It’s that time of year again. The time where graduating high school students take their first big step into the big bad world. There are so many decisions you have to make such as what university to go to, what course to do, whether to live on campus.  But wait a minute. Am I not just assuming that every year twelve student will head to university straight away? What ever happened to gap years; seeing the world and having time to figure out your life’s ambitions?

When it comes to high school students, the universal assumption in Australia is that students will continue into university and then into a job. A study on Victorian school leavers has shown that over the past decade, the destinations of school leavers have shifted steadily towards tertiary education. In 2008 43.9% of Victorian school leavers destination was university. In my own personal year twelve experience back in 2009, university was what we were all aiming for, as encouraged by our teachers and parents.

The assumption that students will continue into university straight after high school is also predominant in France. As Pauline Barthelemey explains: ‘The year twelve exam is a very big deal over here. Your parents go crazy all year putting a lot of pressure on you. It is such a big deal because your results sort of determine what you will do the year after.’

When it comes to gap years in France Pauline says:  ‘If you take a gap year straight out of high school, it’s like you’re a loser because you don’t know what you’re going to do with your life. It’s not true of course, but that’s just what it seems like.’

Whilst Australia and France share similar mindset of school leavers, the pressure to attend university straight after high school is not the same in other parts of the world.

Anna Cdejorford, a student from Sweden says: ‘I can’t believe Australians go to university so young. At that age I had no idea what I wanted to do. It’s normal in Sweden to work, travel and experience life for a few years before making the decision of what to study.’

A study on Swedish school leavers showed that nearly half of Swedish students were over 25 years old when they began their studies, whereas in most other countries students are around 20 years old.

The mature age of Swedish students compared to Australian students makes me wonder about Australia’s drop out rate. If students were more informed and mature around the time that they choose their course, would the drop out rates be lower? The assumption that eighteen years old, or even younger, have to determine the rest of their lives at such a young age seems like a lot of pressure to me.

Close to one in five students drop out of Australian universities by the end of their first year.
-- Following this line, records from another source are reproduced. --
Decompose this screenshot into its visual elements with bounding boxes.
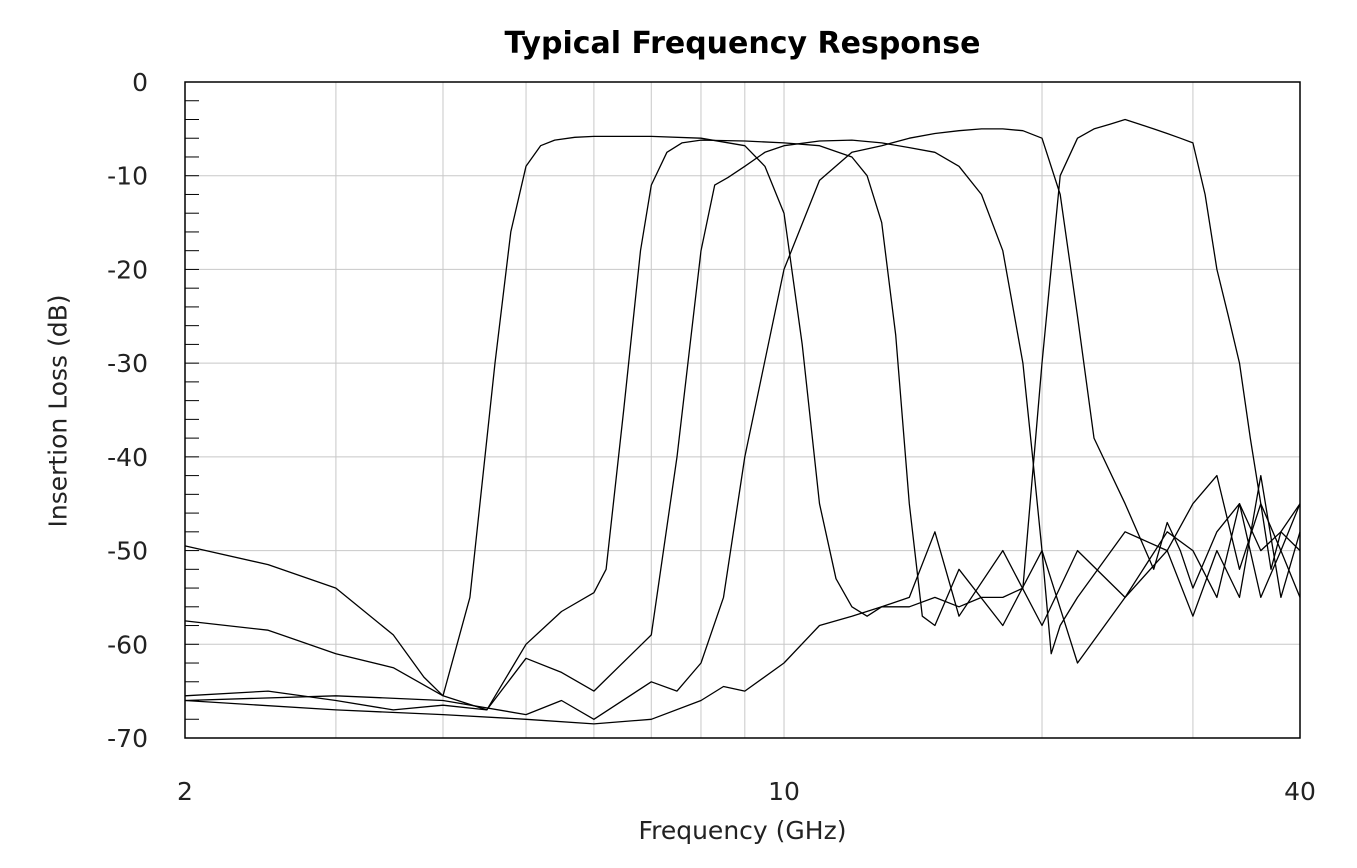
series-line-4 bbox=[184, 128, 1301, 720]
plot-frame bbox=[184, 81, 1301, 739]
y-tick-label: 0 bbox=[132, 68, 148, 97]
series-line-3 bbox=[184, 139, 1301, 711]
x-axis-title: Frequency (GHz) bbox=[638, 816, 847, 845]
y-tick-label: -70 bbox=[107, 724, 148, 753]
y-tick-label: -20 bbox=[107, 255, 148, 284]
tick-labels: 0 -10 -20 -30 -40 -50 -60 -70 2 10 40 bbox=[107, 68, 1316, 806]
x-tick-label: 10 bbox=[768, 777, 800, 806]
x-tick-label: 40 bbox=[1284, 777, 1316, 806]
grid bbox=[184, 81, 1301, 739]
series-line-1 bbox=[184, 135, 1301, 697]
series-group bbox=[184, 118, 1301, 725]
x-tick-label: 2 bbox=[177, 777, 193, 806]
series-line-5 bbox=[184, 118, 1301, 725]
y-tick-label: -30 bbox=[107, 349, 148, 378]
y-tick-label: -10 bbox=[107, 162, 148, 191]
series-line-2 bbox=[184, 139, 1301, 711]
y-tick-label: -50 bbox=[107, 537, 148, 566]
minor-ticks bbox=[185, 81, 199, 739]
y-tick-label: -60 bbox=[107, 630, 148, 659]
chart-title: Typical Frequency Response bbox=[504, 26, 981, 61]
y-tick-label: -40 bbox=[107, 443, 148, 472]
They blame unhappiness with the subjects they chose, financial hardship, failing courses and the opportunity to upgrade to a better institution for the high fallout rate.

A break from study between high school and university can also be beneficial for students, in order to learn about themselves and potentially make better decisions regarding their career.

Lucy Teague-Neeld, an Australian high school graduate of 2008 says: ‘Up until the end of year twelve I wanted to be an osteopath. But during my gap year and travel to Africa, I discovered that I really wanted to be an obstetrician. Now I can’t even imagine studying anything else.’

Taking a year or more off can also benefit a person’s commitment to study. It has been shown in recent studies that mature students appear to have a strong commitment to study, intention to persevere and desire for personal fulfillment as opposed to students straight out of high school who are sick of studying and are happy doing the bare minimum to just to scrape by.

Don’t get me wrong. I’m not saying that going to university straight away is necessarily a bad thing. I did it and I love it. But I do often wonder whether we should be more like Sweden in this regard.

Giving graduating high school students the option to continue study, or take a few years off could potentially be more beneficial than forcefully nudging them in the ‘right’ direction. If we gave students the opportunity to have a break, then we may be produce better graduates and a lower drop out rate in the future.